Centuries-old genealogies suggest diffusion away from a clan’s point of origin, with a general flow toward Seoul.

Scientists have learned a lot about human mobility—from traffic to migration patterns—in recent years, yet there’s a significant limitation. Most data concerns how we move over the course of hours or days—months or years if we’re lucky. Now, researchers using an unusual data set—Korean marriage records in conjunction with clan place names—have opened the door to studying migration over the course of centuries.

Modern life comes with many ways to track our movements in the short term. Traffic cameras can measure how many cars pass through different intersections, and researchers have managed to trace short-term migration using cell phone data. But if you want to follow migration patterns over a few hundred years or so—say, the rural-to-urban migration that has taken place in the United States over the last century—you’re generally out of luck. In most places, there’s just not enough data.

Diffusion alone couldn’t explain Korea’s migration patterns—based on their estimates from the jokbo data, it would have taken about 67,000 years for clans to be as geographically mixed as they are today.

Korea is an exception, according to Sang Hoon Lee and other researchers in Korea, Sweden, the United Kingdom, and the United States. Families there keep genealogical records, called jokbo, that describe births and, more importantly, marriages dating back hundreds of years (though the recordscontain no details about where someone was born or lived). That makes marriage records important for two reasons. First, families are subdivided into clans according to their geographic origins—Lee, for example, is a member of the “Lee from Hakseong” clan, and fellow author Beom Jun Kim is a member of the “Kim from Gimhae” clan. Second, brides customarily moved from their homes to join grooms in theirs.

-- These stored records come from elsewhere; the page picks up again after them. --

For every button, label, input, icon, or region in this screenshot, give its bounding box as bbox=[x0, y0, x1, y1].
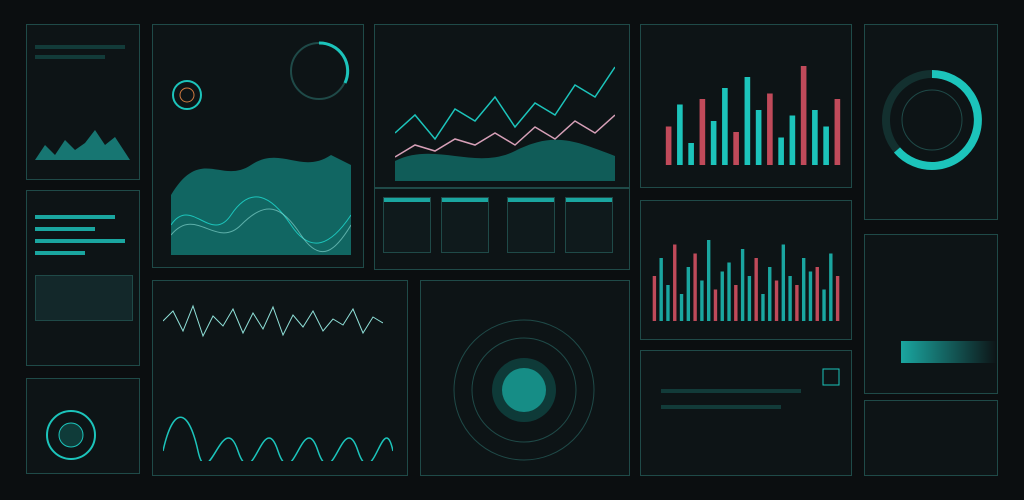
panel-bars-2 bbox=[640, 200, 852, 340]
bar bbox=[835, 276, 840, 321]
bar bbox=[713, 289, 718, 321]
bar bbox=[710, 121, 717, 165]
bar bbox=[788, 276, 792, 321]
bar bbox=[659, 258, 663, 321]
wave-chart bbox=[163, 416, 393, 461]
bar bbox=[733, 132, 739, 165]
radar-icon[interactable] bbox=[167, 75, 207, 115]
bar bbox=[778, 137, 784, 165]
chip-icon[interactable] bbox=[821, 367, 841, 387]
bar bbox=[740, 249, 745, 321]
bar bbox=[808, 271, 813, 321]
bar bbox=[767, 93, 773, 165]
bar bbox=[720, 271, 724, 321]
radar-icon[interactable] bbox=[41, 405, 101, 465]
series-line bbox=[395, 114, 615, 158]
wave-chart bbox=[171, 155, 351, 255]
bar bbox=[829, 253, 833, 321]
bar bbox=[686, 267, 691, 321]
bar bbox=[754, 258, 758, 321]
panel-tabs bbox=[374, 188, 630, 270]
progress-bar bbox=[35, 227, 95, 231]
bar bbox=[795, 285, 799, 321]
map-area bbox=[35, 275, 133, 321]
bar bbox=[801, 258, 806, 321]
bar bbox=[755, 110, 762, 165]
bar bbox=[800, 66, 807, 165]
info-card[interactable] bbox=[507, 197, 555, 253]
info-card[interactable] bbox=[565, 197, 613, 253]
bar bbox=[744, 77, 751, 165]
info-card[interactable] bbox=[383, 197, 431, 253]
bar bbox=[823, 126, 829, 165]
bar bbox=[734, 285, 738, 321]
bar bbox=[688, 143, 694, 165]
bar bbox=[665, 126, 672, 165]
bar bbox=[822, 289, 826, 321]
bar bbox=[768, 267, 772, 321]
bar bbox=[679, 294, 684, 321]
panel-waves bbox=[152, 24, 364, 268]
area-chart bbox=[35, 130, 130, 160]
panel-list bbox=[26, 190, 140, 366]
bar bbox=[699, 99, 706, 165]
panel-right-bottom bbox=[864, 400, 998, 476]
radar-icon[interactable] bbox=[449, 315, 599, 465]
progress-bar bbox=[35, 215, 115, 219]
bar bbox=[693, 253, 697, 321]
bar-chart bbox=[665, 66, 841, 165]
line-chart bbox=[395, 66, 615, 181]
bar bbox=[666, 285, 670, 321]
bar bbox=[700, 280, 704, 321]
progress-bar bbox=[35, 251, 85, 255]
list-item bbox=[35, 55, 105, 59]
panel-area-mini bbox=[26, 24, 140, 180]
panel-signal bbox=[152, 280, 408, 476]
signal-chart bbox=[163, 304, 383, 338]
bar bbox=[727, 262, 731, 321]
heat-strip bbox=[901, 341, 997, 363]
bar bbox=[774, 280, 779, 321]
panel-radar-small bbox=[26, 378, 140, 474]
list-item bbox=[661, 405, 781, 409]
bar bbox=[781, 244, 786, 321]
bar bbox=[677, 104, 683, 165]
info-card[interactable] bbox=[441, 197, 489, 253]
bar bbox=[652, 276, 657, 321]
bar bbox=[747, 276, 752, 321]
bar bbox=[789, 115, 796, 165]
list-item bbox=[661, 389, 801, 393]
panel-bars bbox=[640, 24, 852, 188]
bar bbox=[673, 244, 677, 321]
bar bbox=[706, 240, 711, 321]
panel-info bbox=[640, 350, 852, 476]
panel-right-mid bbox=[864, 234, 998, 394]
bar bbox=[722, 88, 728, 165]
bar bbox=[834, 99, 841, 165]
list-item bbox=[35, 45, 125, 49]
panel-donut bbox=[864, 24, 998, 220]
bar bbox=[761, 294, 765, 321]
panel-line bbox=[374, 24, 630, 188]
bar-chart bbox=[652, 240, 840, 321]
bar bbox=[815, 267, 819, 321]
donut-chart bbox=[882, 70, 982, 170]
series-line bbox=[395, 66, 615, 141]
area-fill bbox=[395, 139, 615, 181]
panel-radar-big bbox=[420, 280, 630, 476]
gauge-icon[interactable] bbox=[287, 39, 351, 103]
bar bbox=[812, 110, 818, 165]
progress-bar bbox=[35, 239, 125, 243]
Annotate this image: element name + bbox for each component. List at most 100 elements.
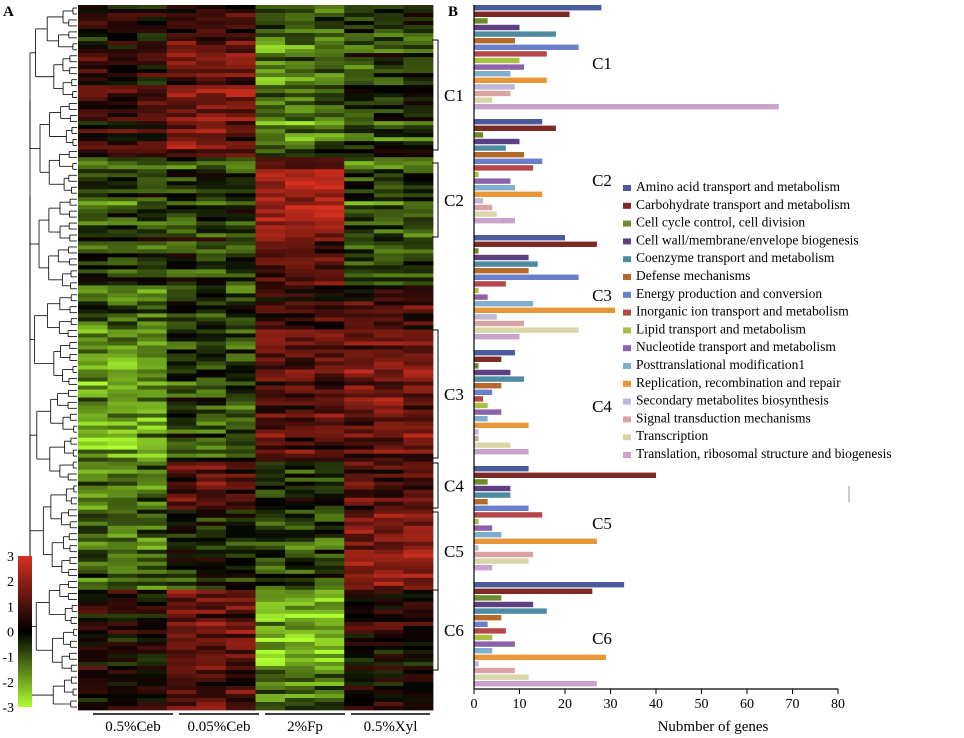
heatmap-cell: [403, 169, 434, 174]
heatmap-cell: [314, 505, 345, 511]
heatmap-cell: [314, 673, 345, 679]
heatmap-cell: [314, 189, 345, 194]
heatmap-cell: [403, 669, 434, 675]
heatmap-cell: [107, 701, 138, 707]
bar: [474, 77, 547, 83]
heatmap-cell: [78, 209, 108, 214]
heatmap-cell: [344, 581, 375, 587]
heatmap-cell: [344, 49, 375, 54]
heatmap-cell: [166, 669, 197, 675]
heatmap-cell: [373, 597, 404, 603]
heatmap-cell: [225, 281, 256, 286]
heatmap-cell: [196, 253, 227, 258]
heatmap-cell: [255, 45, 286, 50]
heatmap-cell: [107, 273, 138, 278]
heatmap-cell: [166, 89, 197, 94]
heatmap-cell: [137, 273, 168, 278]
heatmap-cell: [78, 121, 108, 126]
legend-swatch: [623, 380, 631, 387]
heatmap-cell: [225, 233, 256, 238]
heatmap-cell: [137, 293, 168, 298]
bar: [474, 601, 534, 608]
heatmap-cell: [225, 417, 256, 422]
heatmap-cell: [137, 413, 168, 418]
heatmap-cell: [285, 257, 316, 262]
heatmap-cell: [255, 545, 286, 551]
heatmap-cell: [255, 85, 286, 90]
heatmap-cell: [314, 29, 345, 34]
heatmap-cell: [78, 257, 108, 262]
heatmap-cell: [137, 665, 168, 671]
heatmap-cell: [107, 685, 138, 691]
heatmap-cell: [137, 497, 168, 503]
heatmap-cell: [373, 557, 404, 563]
bar: [474, 314, 497, 320]
bar: [474, 512, 543, 518]
heatmap-cell: [107, 61, 138, 66]
heatmap-cell: [225, 597, 256, 603]
heatmap-cell: [373, 189, 404, 194]
bar: [474, 198, 484, 204]
heatmap-cell: [255, 605, 286, 611]
heatmap-cell: [107, 633, 138, 639]
heatmap-cell: [225, 13, 256, 18]
heatmap-cell: [107, 29, 138, 34]
heatmap-cell: [107, 221, 138, 226]
heatmap-cell: [285, 341, 316, 346]
heatmap-cell: [166, 17, 197, 22]
heatmap-cell: [403, 101, 434, 106]
bar: [474, 472, 656, 478]
heatmap-cell: [403, 629, 434, 635]
heatmap-cell: [344, 313, 375, 318]
heatmap-cell: [285, 409, 316, 414]
heatmap-cell: [78, 637, 108, 643]
heatmap-cell: [285, 617, 316, 623]
heatmap-cell: [78, 553, 108, 559]
heatmap-cell: [285, 157, 316, 162]
heatmap-cell: [373, 145, 404, 150]
heatmap-cell: [285, 317, 316, 322]
legend-swatch: [623, 220, 631, 227]
heatmap-cell: [373, 469, 404, 475]
heatmap-cell: [196, 21, 227, 26]
heatmap-cell: [196, 381, 227, 386]
heatmap-cell: [255, 681, 286, 687]
bar: [474, 119, 543, 125]
heatmap-cell: [137, 441, 168, 447]
heatmap-cell: [285, 469, 316, 475]
bar: [474, 558, 529, 564]
heatmap-cell: [225, 17, 256, 22]
heatmap-cell: [78, 277, 108, 282]
heatmap-cell: [373, 397, 404, 402]
heatmap-cell: [344, 121, 375, 126]
heatmap-cell: [196, 189, 227, 194]
heatmap-cell: [255, 29, 286, 34]
heatmap-cell: [107, 697, 138, 703]
heatmap-cell: [225, 133, 256, 138]
heatmap-cell: [166, 705, 197, 711]
heatmap-cell: [314, 121, 345, 126]
heatmap-cell: [373, 413, 404, 418]
heatmap-cell: [314, 157, 345, 162]
heatmap-cell: [225, 533, 256, 539]
heatmap-cell: [137, 301, 168, 306]
heatmap-cell: [314, 461, 345, 467]
heatmap-cell: [403, 393, 434, 398]
heatmap-cell: [225, 545, 256, 551]
bar: [474, 274, 579, 280]
heatmap-cell: [403, 241, 434, 246]
heatmap-cell: [225, 633, 256, 639]
heatmap-cell: [78, 353, 108, 358]
heatmap-cell: [78, 377, 108, 382]
heatmap-cell: [344, 305, 375, 310]
heatmap-cell: [166, 381, 197, 386]
heatmap-cell: [403, 93, 434, 98]
heatmap-cell: [403, 309, 434, 314]
heatmap-cell: [107, 505, 138, 511]
heatmap-cell: [255, 609, 286, 615]
heatmap-cell: [344, 585, 375, 591]
heatmap-cell: [196, 669, 227, 675]
heatmap-cell: [403, 701, 434, 707]
heatmap-cell: [137, 97, 168, 102]
heatmap-cell: [166, 61, 197, 66]
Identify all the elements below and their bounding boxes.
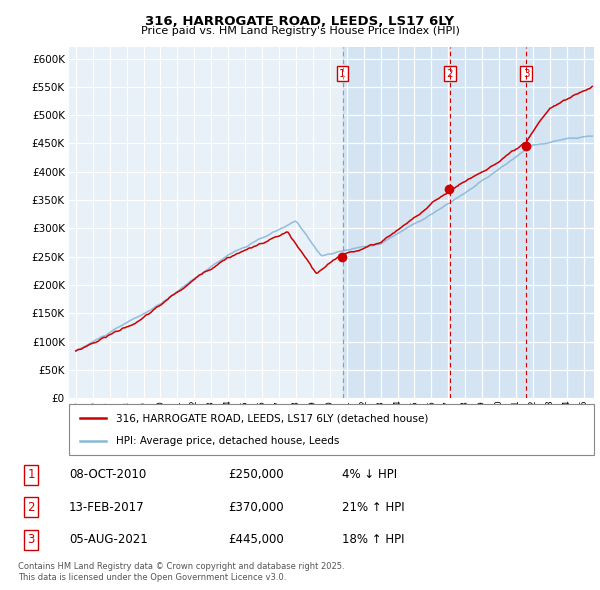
Text: 3: 3 (28, 533, 35, 546)
FancyBboxPatch shape (69, 404, 594, 455)
Text: 18% ↑ HPI: 18% ↑ HPI (342, 533, 404, 546)
Text: 316, HARROGATE ROAD, LEEDS, LS17 6LY (detached house): 316, HARROGATE ROAD, LEEDS, LS17 6LY (de… (116, 413, 428, 423)
Text: Price paid vs. HM Land Registry's House Price Index (HPI): Price paid vs. HM Land Registry's House … (140, 26, 460, 36)
Text: 4% ↓ HPI: 4% ↓ HPI (342, 468, 397, 481)
Bar (343, 47, 594, 398)
Text: HPI: Average price, detached house, Leeds: HPI: Average price, detached house, Leed… (116, 436, 340, 446)
Text: £445,000: £445,000 (228, 533, 284, 546)
Text: 2: 2 (446, 68, 453, 78)
Text: 3: 3 (523, 68, 529, 78)
Text: 21% ↑ HPI: 21% ↑ HPI (342, 501, 404, 514)
Text: 08-OCT-2010: 08-OCT-2010 (69, 468, 146, 481)
Text: 1: 1 (28, 468, 35, 481)
Text: 05-AUG-2021: 05-AUG-2021 (69, 533, 148, 546)
Text: 316, HARROGATE ROAD, LEEDS, LS17 6LY: 316, HARROGATE ROAD, LEEDS, LS17 6LY (145, 15, 455, 28)
Text: 1: 1 (339, 68, 346, 78)
Text: £370,000: £370,000 (228, 501, 284, 514)
Text: 13-FEB-2017: 13-FEB-2017 (69, 501, 145, 514)
Text: £250,000: £250,000 (228, 468, 284, 481)
Text: Contains HM Land Registry data © Crown copyright and database right 2025.
This d: Contains HM Land Registry data © Crown c… (18, 562, 344, 582)
Text: 2: 2 (28, 501, 35, 514)
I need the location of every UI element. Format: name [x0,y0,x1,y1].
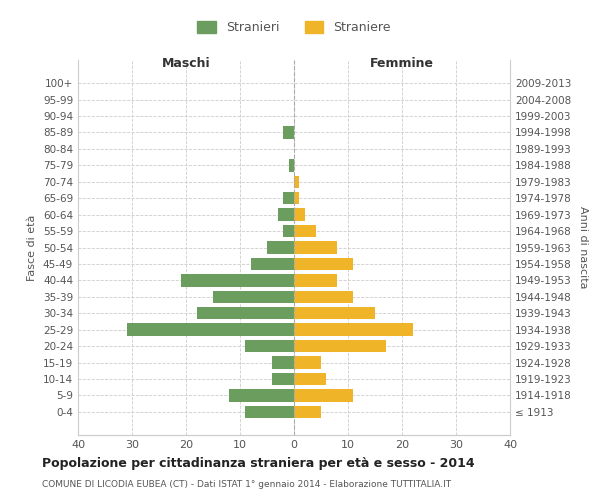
Bar [294,225,316,237]
Bar [181,274,294,286]
Bar [294,340,386,352]
Bar [229,389,294,402]
Bar [289,159,294,172]
Bar [278,208,294,221]
Bar [272,373,294,385]
Bar [294,258,353,270]
Bar [294,373,326,385]
Text: Femmine: Femmine [370,57,434,70]
Y-axis label: Fasce di età: Fasce di età [28,214,37,280]
Bar [294,274,337,286]
Text: Maschi: Maschi [161,57,211,70]
Bar [294,307,375,320]
Bar [267,242,294,254]
Legend: Stranieri, Straniere: Stranieri, Straniere [193,18,395,38]
Bar [127,324,294,336]
Bar [294,176,299,188]
Bar [245,406,294,418]
Bar [283,225,294,237]
Bar [283,126,294,138]
Bar [294,192,299,204]
Bar [294,290,353,303]
Bar [294,208,305,221]
Bar [294,242,337,254]
Bar [251,258,294,270]
Bar [294,389,353,402]
Bar [294,324,413,336]
Bar [213,290,294,303]
Bar [294,356,321,368]
Text: Popolazione per cittadinanza straniera per età e sesso - 2014: Popolazione per cittadinanza straniera p… [42,458,475,470]
Bar [294,406,321,418]
Y-axis label: Anni di nascita: Anni di nascita [578,206,588,289]
Bar [283,192,294,204]
Bar [272,356,294,368]
Bar [197,307,294,320]
Bar [245,340,294,352]
Text: COMUNE DI LICODIA EUBEA (CT) - Dati ISTAT 1° gennaio 2014 - Elaborazione TUTTITA: COMUNE DI LICODIA EUBEA (CT) - Dati ISTA… [42,480,451,489]
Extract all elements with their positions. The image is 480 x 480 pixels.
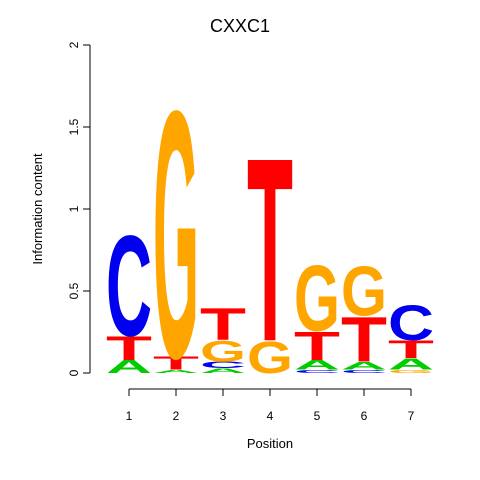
logo-letter-C-pos-7: C xyxy=(388,296,434,352)
x-tick-label: 3 xyxy=(220,409,227,423)
logo-letter-T-pos-1: T xyxy=(106,329,152,367)
y-tick-label: 0.5 xyxy=(67,282,81,299)
x-tick-label: 4 xyxy=(267,409,274,423)
y-axis-label: Information content xyxy=(30,153,45,265)
logo-letter-T-pos-6: T xyxy=(341,304,387,375)
y-axis: 0 0.5 1 1.5 2 xyxy=(67,41,91,376)
x-tick-label: 2 xyxy=(173,409,180,423)
logo-letter-G-pos-2: G xyxy=(153,37,199,432)
x-tick-label: 6 xyxy=(361,409,368,423)
logo-letter-C-pos-1: C xyxy=(106,206,152,366)
y-tick-label: 2 xyxy=(67,41,81,48)
chart-title: CXXC1 xyxy=(210,16,270,36)
logo-letter-C-pos-5: C xyxy=(294,369,340,374)
logo-letter-G-pos-6: G xyxy=(341,252,387,331)
logo-letter-A-pos-3: A xyxy=(200,367,246,375)
logo-letter-G-pos-5: G xyxy=(294,246,340,351)
logo-letter-A-pos-5: A xyxy=(294,357,340,372)
logo-letter-G-pos-3: G xyxy=(200,335,246,368)
y-tick-label: 1.5 xyxy=(67,118,81,135)
logo-letter-A-pos-6: A xyxy=(341,360,387,373)
logo-letter-G-pos-7: G xyxy=(388,369,434,374)
y-tick-label: 1 xyxy=(67,205,81,212)
logo-letter-T-pos-3: T xyxy=(200,300,246,351)
x-axis: 1 2 3 4 5 6 7 xyxy=(126,388,415,423)
logo-letter-A-pos-7: A xyxy=(388,355,434,373)
logo-letter-T-pos-2: T xyxy=(153,353,199,374)
logo-letter-T-pos-7: T xyxy=(388,335,434,363)
x-tick-label: 1 xyxy=(126,409,133,423)
logo-letter-C-pos-6: C xyxy=(341,369,387,374)
y-tick-label: 0 xyxy=(67,369,81,376)
logo-letter-T-pos-4: T xyxy=(247,104,293,396)
logo-letter-A-pos-1: A xyxy=(106,357,152,377)
logo-letter-G-pos-4: G xyxy=(247,332,293,383)
x-tick-label: 5 xyxy=(314,409,321,423)
logo-letter-A-pos-2: A xyxy=(153,369,199,374)
x-axis-label: Position xyxy=(247,436,293,451)
x-tick-label: 7 xyxy=(408,409,415,423)
logo-letter-T-pos-5: T xyxy=(294,323,340,369)
logo-letter-C-pos-3: C xyxy=(200,360,246,370)
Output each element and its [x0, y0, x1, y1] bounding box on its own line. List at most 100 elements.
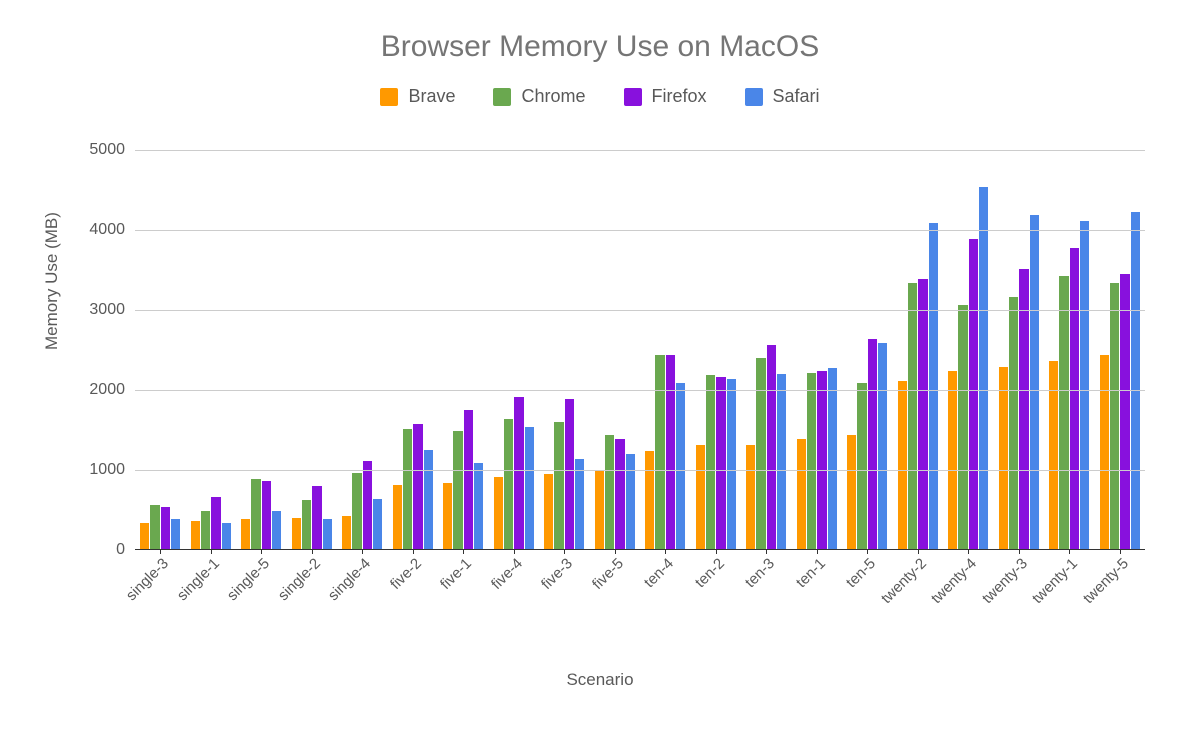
legend-label: Safari — [773, 86, 820, 107]
bar-group: single-4 — [337, 150, 388, 549]
bar-brave — [140, 523, 149, 549]
legend-swatch — [624, 88, 642, 106]
bar-firefox — [868, 339, 877, 549]
bars — [595, 150, 635, 549]
legend-item-chrome: Chrome — [493, 86, 585, 107]
gridline — [135, 390, 1145, 391]
bar-firefox — [1070, 248, 1079, 549]
bar-firefox — [464, 410, 473, 549]
bar-chrome — [453, 431, 462, 549]
bar-brave — [645, 451, 654, 549]
bar-chrome — [1059, 276, 1068, 549]
bar-firefox — [312, 486, 321, 549]
chart-title: Browser Memory Use on MacOS — [0, 30, 1200, 64]
bar-chrome — [958, 305, 967, 549]
bar-group: five-3 — [539, 150, 590, 549]
legend-label: Firefox — [652, 86, 707, 107]
bar-chrome — [1009, 297, 1018, 549]
bars — [393, 150, 433, 549]
bar-chrome — [655, 355, 664, 549]
bar-firefox — [716, 377, 725, 549]
bar-brave — [999, 367, 1008, 549]
bar-firefox — [615, 439, 624, 549]
bars — [797, 150, 837, 549]
bars — [292, 150, 332, 549]
bar-brave — [191, 521, 200, 549]
legend-item-safari: Safari — [745, 86, 820, 107]
bars — [1049, 150, 1089, 549]
bar-firefox — [161, 507, 170, 549]
bar-group: ten-1 — [792, 150, 843, 549]
y-axis-label: Memory Use (MB) — [42, 212, 62, 350]
bar-brave — [898, 381, 907, 549]
bar-firefox — [211, 497, 220, 549]
bar-safari — [828, 368, 837, 549]
y-tick-label: 1000 — [65, 461, 125, 479]
bar-safari — [424, 450, 433, 549]
bar-group: single-3 — [135, 150, 186, 549]
bars — [342, 150, 382, 549]
bar-group: five-2 — [388, 150, 439, 549]
legend-label: Chrome — [521, 86, 585, 107]
bar-group: twenty-5 — [1095, 150, 1146, 549]
y-tick-label: 5000 — [65, 141, 125, 159]
bars — [746, 150, 786, 549]
bar-brave — [544, 474, 553, 549]
y-tick-label: 4000 — [65, 221, 125, 239]
bar-brave — [494, 477, 503, 549]
bar-chrome — [504, 419, 513, 549]
bar-safari — [525, 427, 534, 549]
bar-brave — [595, 471, 604, 549]
bar-group: twenty-3 — [994, 150, 1045, 549]
bar-group: single-2 — [287, 150, 338, 549]
bars — [898, 150, 938, 549]
bar-brave — [292, 518, 301, 549]
bar-safari — [676, 383, 685, 549]
bar-safari — [727, 379, 736, 549]
bar-brave — [948, 371, 957, 549]
bar-chrome — [756, 358, 765, 549]
bar-brave — [241, 519, 250, 549]
bar-chrome — [1110, 283, 1119, 549]
bar-chrome — [403, 429, 412, 549]
bars — [140, 150, 180, 549]
bar-group: ten-2 — [691, 150, 742, 549]
gridline — [135, 150, 1145, 151]
bar-chrome — [201, 511, 210, 549]
bar-group: ten-4 — [640, 150, 691, 549]
bar-group: single-5 — [236, 150, 287, 549]
bar-firefox — [1019, 269, 1028, 549]
bar-chrome — [807, 373, 816, 549]
bar-firefox — [666, 355, 675, 549]
bars — [948, 150, 988, 549]
bars — [191, 150, 231, 549]
plot-area: single-3single-1single-5single-2single-4… — [135, 150, 1145, 550]
bars — [1100, 150, 1140, 549]
bar-chrome — [150, 505, 159, 549]
bar-safari — [777, 374, 786, 549]
bar-firefox — [514, 397, 523, 549]
bar-chrome — [352, 473, 361, 549]
bar-firefox — [262, 481, 271, 549]
bar-chrome — [251, 479, 260, 549]
bar-group: ten-5 — [842, 150, 893, 549]
chart-legend: Brave Chrome Firefox Safari — [0, 86, 1200, 107]
bar-chrome — [857, 383, 866, 549]
y-tick-label: 0 — [65, 541, 125, 559]
bar-firefox — [767, 345, 776, 549]
bar-groups: single-3single-1single-5single-2single-4… — [135, 150, 1145, 549]
bar-brave — [696, 445, 705, 549]
legend-swatch — [380, 88, 398, 106]
bar-safari — [929, 223, 938, 549]
bar-chrome — [302, 500, 311, 549]
bar-group: twenty-1 — [1044, 150, 1095, 549]
bar-brave — [393, 485, 402, 549]
legend-label: Brave — [408, 86, 455, 107]
gridline — [135, 310, 1145, 311]
bars — [645, 150, 685, 549]
legend-item-firefox: Firefox — [624, 86, 707, 107]
gridline — [135, 470, 1145, 471]
bars — [241, 150, 281, 549]
y-tick-label: 2000 — [65, 381, 125, 399]
legend-swatch — [745, 88, 763, 106]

Assuming a kind of gravitational pull between clans—brides should be more likely to marry grooms from larger clans and also clans closer to their own homes—the researchers could get a better handle on where the clans were and how they moved over time. Fitting that model to data, the team discovered that physical distance actually had little to do with migration. Instead, clans seemed to diffuse outward from their place of origin.

To complement that analysis, the team next looked at modern census records, which still record clan names and, therefore, how different clans originally from one area are distributed around the country today. That follow-up made it clear that diffusion alone couldn’t explain Korea’s migration patterns—based on their estimates from the jokbo data, it would have taken about 67,000 years for clans to be as geographically mixed as they are today. Rather, clans seem to have flowed toward Seoul, a pattern that appears in the data as a correlation between how spread out a clan is and the distance from the capital to its original location.

Writing in the journal Physical Review X (increasingly a home for studies of social structure), the results suggest that diffusion and directed flow, known as convection, could be valuable tools for understanding human migration and especially for comparing migration patterns across countries, times, and cultures.